Berdasarkan rilis Forum Konservasi Gajah Indonesia (FKGI) yang diterima pada Rabu, diduga kuat gajah tersebut merupakan korban perburuan liar untuk mengambil gadingnya.
Kedua bangkai gajah sumatra tersebut ditemukan dengan kepala terpenggal dan tengkoraknya terpisah tidak jauh dari badannya.
Satu gajah yang lebih dewasa ditemukan tergeletak di dasar parit dan gajah lainnya berusia lebih muda berada di rerumputan terpisah sekitar 25 meter. Mereka berada di lokasi plasma perkebunan kelapa sawit PT Sumbar Andalas Kencana di perbatasan Jambi – Sumatra Barat.
Penyidik dari Kepolisian Resor Tebo dan Balai Konservasi Sumber Daya Alam (BKSDA) Jambi langsung melakukan olah tempat kejadian perkara. Dari penyisiran lokasi ditemukan sejumlah tulang gajah yang telah terbakar dan empat buah selongsong peluru berdiamater besar.
Di sekitar lokasi ditemukan pula tenda-tenda beratap terpal yang baru didirikan. Pondok ini digunakan sebagai tempat berkumpulnya warga selama menghalau gajah.
Sugi (20) seorang pemuda yang ditemui penyidik di salah satu pondok menyatakan bahwa kelompok gajah masuk ke kebun warga telah berlangsung selama dua minggu terakhir. Hampir setiap malam warga berjaga-jaga di sekitar kebun dengan mendirikan tenda dan membuat api untuk mengusir gajah.
“Gajahnya ada sekitar 30 ekor. Saya tidak melihat matinya bagaimana. Saya hanya mendengar dari orang-orang kalau ada sekelompok orang yang menggunakan senjata api untuk menembak gajah,” ujar Sugi setengah ketakutan.
Ketua FKGI Krismanko Padang di lokasi kejadian, mengecam keras atas kejadian tersebut. Ia berharap agar pihak kepolisian dengan upaya terbaiknya dapat terus mengungkap pembunuhan satwa endemik sumatra tersebut hingga tuntas.
Memanfaatkan konflik
Habitat gajah sumatra (Elephas maximus sumatranus) terus menyusut. Luas habitat alami gajah di Jambi menyusut drastis hingga 80 persen selama lima tahun terakhir.
Hilangnya habitat mendorong gajah untuk masuk ke perkebunan guna memenuhi kebutuhan dasarnya yaitu mencari makan. Kondisi ini sudah memicu terjadinya konflik dengan warga. Akibatnya, konflik gajah dan manusia di Provinsi Jambi kembali memakan korban.
“Pemburu liar memanfaatkan konflik ini untuk mencari gading,” ujar dia.
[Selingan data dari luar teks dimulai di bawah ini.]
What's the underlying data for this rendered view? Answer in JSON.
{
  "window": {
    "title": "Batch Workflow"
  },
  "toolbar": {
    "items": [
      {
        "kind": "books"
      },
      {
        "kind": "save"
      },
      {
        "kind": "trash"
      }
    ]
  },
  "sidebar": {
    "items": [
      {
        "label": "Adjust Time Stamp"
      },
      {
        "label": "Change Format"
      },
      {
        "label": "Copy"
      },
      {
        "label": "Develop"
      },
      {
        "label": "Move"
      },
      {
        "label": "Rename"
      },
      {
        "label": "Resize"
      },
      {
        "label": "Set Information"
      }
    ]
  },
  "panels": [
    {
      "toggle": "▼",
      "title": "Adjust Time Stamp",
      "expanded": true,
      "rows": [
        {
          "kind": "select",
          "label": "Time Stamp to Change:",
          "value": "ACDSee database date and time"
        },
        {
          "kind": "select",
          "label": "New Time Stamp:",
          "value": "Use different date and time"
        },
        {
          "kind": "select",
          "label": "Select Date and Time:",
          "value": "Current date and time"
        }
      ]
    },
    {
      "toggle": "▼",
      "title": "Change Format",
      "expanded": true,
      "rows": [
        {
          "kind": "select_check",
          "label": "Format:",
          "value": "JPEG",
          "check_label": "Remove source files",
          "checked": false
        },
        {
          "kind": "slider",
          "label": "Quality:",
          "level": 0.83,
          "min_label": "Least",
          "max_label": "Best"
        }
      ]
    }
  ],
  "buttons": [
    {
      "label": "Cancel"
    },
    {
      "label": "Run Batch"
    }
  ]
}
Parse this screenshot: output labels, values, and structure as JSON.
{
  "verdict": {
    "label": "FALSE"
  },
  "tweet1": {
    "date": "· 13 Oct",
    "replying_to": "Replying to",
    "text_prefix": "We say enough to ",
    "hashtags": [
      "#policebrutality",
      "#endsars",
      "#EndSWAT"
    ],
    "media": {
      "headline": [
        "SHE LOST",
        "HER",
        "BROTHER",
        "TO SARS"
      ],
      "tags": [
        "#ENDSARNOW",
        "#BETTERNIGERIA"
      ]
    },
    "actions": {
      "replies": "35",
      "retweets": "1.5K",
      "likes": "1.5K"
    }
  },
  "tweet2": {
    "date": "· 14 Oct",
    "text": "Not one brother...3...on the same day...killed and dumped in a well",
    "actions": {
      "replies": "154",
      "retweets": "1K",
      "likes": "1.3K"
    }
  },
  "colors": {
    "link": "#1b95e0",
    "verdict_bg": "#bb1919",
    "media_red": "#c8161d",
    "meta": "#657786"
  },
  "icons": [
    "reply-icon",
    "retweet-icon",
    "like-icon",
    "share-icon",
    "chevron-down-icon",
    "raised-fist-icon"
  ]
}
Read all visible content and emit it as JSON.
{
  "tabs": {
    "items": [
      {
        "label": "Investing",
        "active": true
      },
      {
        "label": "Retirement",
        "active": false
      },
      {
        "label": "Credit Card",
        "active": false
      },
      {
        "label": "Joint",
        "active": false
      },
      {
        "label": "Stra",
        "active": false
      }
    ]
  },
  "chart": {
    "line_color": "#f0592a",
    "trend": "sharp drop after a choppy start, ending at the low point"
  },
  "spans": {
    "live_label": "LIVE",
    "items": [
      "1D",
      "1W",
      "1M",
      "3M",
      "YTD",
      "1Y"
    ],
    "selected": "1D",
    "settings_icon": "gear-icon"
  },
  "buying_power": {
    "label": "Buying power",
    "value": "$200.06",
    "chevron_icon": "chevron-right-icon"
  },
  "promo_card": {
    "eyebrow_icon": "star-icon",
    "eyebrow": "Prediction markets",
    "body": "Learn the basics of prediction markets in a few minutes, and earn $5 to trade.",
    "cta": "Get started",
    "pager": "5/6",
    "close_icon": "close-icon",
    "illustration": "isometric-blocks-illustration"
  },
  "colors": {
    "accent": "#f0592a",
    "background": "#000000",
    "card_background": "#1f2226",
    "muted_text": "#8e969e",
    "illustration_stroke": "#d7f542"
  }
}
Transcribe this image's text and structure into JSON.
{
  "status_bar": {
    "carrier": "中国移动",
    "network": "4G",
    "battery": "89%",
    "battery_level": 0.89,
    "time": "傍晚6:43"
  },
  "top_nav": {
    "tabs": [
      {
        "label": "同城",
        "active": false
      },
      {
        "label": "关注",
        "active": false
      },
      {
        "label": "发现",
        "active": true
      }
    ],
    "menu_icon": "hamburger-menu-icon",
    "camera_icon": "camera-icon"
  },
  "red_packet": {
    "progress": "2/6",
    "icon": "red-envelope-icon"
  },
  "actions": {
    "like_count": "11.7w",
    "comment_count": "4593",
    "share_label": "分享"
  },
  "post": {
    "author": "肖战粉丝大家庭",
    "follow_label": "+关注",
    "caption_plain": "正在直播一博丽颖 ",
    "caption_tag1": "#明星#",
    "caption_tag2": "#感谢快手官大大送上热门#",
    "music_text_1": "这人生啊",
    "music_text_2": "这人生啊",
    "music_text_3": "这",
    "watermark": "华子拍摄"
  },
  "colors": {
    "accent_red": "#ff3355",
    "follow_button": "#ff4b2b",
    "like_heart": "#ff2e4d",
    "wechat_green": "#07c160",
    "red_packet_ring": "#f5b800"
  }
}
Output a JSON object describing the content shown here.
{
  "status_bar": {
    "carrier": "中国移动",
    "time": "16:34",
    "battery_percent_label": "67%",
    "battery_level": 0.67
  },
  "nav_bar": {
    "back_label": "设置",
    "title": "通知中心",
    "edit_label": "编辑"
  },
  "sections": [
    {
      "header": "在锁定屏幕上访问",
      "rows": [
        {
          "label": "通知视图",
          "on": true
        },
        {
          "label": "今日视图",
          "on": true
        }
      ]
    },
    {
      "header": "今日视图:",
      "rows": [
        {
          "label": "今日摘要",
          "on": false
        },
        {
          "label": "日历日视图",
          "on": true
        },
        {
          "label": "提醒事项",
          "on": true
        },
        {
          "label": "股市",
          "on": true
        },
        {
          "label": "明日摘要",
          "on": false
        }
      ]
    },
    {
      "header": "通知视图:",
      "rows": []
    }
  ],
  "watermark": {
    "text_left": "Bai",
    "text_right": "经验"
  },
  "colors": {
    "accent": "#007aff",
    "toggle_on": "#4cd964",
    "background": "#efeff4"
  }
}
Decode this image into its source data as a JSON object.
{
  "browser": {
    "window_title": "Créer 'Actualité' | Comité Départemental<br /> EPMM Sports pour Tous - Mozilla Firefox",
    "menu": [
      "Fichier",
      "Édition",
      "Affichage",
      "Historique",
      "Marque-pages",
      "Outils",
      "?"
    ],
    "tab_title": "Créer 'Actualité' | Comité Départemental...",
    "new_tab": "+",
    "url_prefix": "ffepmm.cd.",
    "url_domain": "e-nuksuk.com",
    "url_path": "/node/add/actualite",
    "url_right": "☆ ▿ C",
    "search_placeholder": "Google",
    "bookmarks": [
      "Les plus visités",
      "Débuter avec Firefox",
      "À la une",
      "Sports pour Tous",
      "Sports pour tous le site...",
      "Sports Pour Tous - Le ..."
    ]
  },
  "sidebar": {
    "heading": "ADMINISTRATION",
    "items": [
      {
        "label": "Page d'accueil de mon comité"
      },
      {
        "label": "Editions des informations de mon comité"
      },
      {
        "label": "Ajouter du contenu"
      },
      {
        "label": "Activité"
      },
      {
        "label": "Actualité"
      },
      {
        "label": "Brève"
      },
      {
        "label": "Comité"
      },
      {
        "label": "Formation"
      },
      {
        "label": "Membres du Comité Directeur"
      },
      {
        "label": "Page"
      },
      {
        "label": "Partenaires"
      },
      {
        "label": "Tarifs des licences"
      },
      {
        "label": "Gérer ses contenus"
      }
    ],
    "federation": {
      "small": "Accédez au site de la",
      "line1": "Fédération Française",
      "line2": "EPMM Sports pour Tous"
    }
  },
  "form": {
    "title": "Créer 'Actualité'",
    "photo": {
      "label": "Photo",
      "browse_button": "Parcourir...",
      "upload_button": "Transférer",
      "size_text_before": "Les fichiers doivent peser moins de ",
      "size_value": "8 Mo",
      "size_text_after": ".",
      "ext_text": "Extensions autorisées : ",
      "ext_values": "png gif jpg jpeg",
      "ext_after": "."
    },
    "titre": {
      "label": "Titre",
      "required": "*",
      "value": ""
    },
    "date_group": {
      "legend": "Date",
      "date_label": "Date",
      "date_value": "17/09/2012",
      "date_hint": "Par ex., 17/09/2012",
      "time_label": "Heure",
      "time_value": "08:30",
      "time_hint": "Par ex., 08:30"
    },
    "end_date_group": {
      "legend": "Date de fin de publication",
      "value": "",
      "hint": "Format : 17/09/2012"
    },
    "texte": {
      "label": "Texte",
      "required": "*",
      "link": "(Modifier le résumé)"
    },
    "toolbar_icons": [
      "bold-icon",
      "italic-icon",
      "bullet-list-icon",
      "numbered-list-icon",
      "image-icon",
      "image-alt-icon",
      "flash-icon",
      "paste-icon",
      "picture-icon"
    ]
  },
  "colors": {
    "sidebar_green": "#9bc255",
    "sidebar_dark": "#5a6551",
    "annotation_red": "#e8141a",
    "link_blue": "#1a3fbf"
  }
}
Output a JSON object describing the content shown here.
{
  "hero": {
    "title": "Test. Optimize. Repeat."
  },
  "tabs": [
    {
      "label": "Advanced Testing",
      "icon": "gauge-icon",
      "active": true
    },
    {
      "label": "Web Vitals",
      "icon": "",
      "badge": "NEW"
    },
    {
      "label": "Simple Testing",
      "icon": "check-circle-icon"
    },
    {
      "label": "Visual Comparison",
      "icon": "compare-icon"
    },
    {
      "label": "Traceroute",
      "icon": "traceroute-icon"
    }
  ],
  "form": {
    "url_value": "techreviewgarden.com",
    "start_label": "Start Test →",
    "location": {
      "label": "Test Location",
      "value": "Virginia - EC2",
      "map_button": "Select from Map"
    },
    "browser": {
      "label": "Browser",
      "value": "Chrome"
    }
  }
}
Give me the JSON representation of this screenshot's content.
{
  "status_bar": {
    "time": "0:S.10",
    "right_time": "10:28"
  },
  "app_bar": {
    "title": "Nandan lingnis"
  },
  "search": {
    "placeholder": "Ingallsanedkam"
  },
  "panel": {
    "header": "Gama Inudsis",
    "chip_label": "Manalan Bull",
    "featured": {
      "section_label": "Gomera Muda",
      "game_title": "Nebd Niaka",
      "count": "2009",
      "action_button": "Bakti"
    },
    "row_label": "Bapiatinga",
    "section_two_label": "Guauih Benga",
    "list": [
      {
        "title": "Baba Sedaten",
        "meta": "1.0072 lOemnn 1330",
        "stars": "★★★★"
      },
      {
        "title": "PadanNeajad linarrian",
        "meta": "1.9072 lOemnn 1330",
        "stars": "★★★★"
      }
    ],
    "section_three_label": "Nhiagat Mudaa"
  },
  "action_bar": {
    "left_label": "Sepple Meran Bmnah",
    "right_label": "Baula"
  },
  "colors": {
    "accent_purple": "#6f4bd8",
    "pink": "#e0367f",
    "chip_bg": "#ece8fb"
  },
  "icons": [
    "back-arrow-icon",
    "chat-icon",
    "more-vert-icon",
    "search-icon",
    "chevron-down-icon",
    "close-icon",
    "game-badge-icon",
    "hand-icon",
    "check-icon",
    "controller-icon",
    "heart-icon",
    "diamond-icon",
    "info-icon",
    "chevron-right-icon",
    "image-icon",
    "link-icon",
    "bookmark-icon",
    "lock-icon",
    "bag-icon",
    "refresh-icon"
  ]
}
Koordinator Mitigasi Konflik Gajah Frankfurt Zoological Society (FZS) Albert Tetanus mengatakan populasi gajah sumatra di Kabupaten Tebo berkisar 110 individu. Kelompok gajah makin terisolir karena hutan sebagai akses penghubung beralih fungsi menjadi areal perkebunan dan pertambangan.
“Tanpa adanya kawasan hutan sebagai habitat alami, konflik gajah manusia akan terus terjadi,” ujarnya.
Saat ini populasi gajah terkonsentrasi dalam tiga kelompok besar: di daerah VII Koto ada 35 individu, Sumay 60 individu, dan Serai Serumpun 15 individu.
Karena sumber makanan sangat kurang gajah kerap menyeberangi Sungai Sisip menuju areal perkebunan masyarakat di Desa Tanjung. Tahun lalu konflik gajah menyebabkan dua ekor gajah dan satu warga tewas.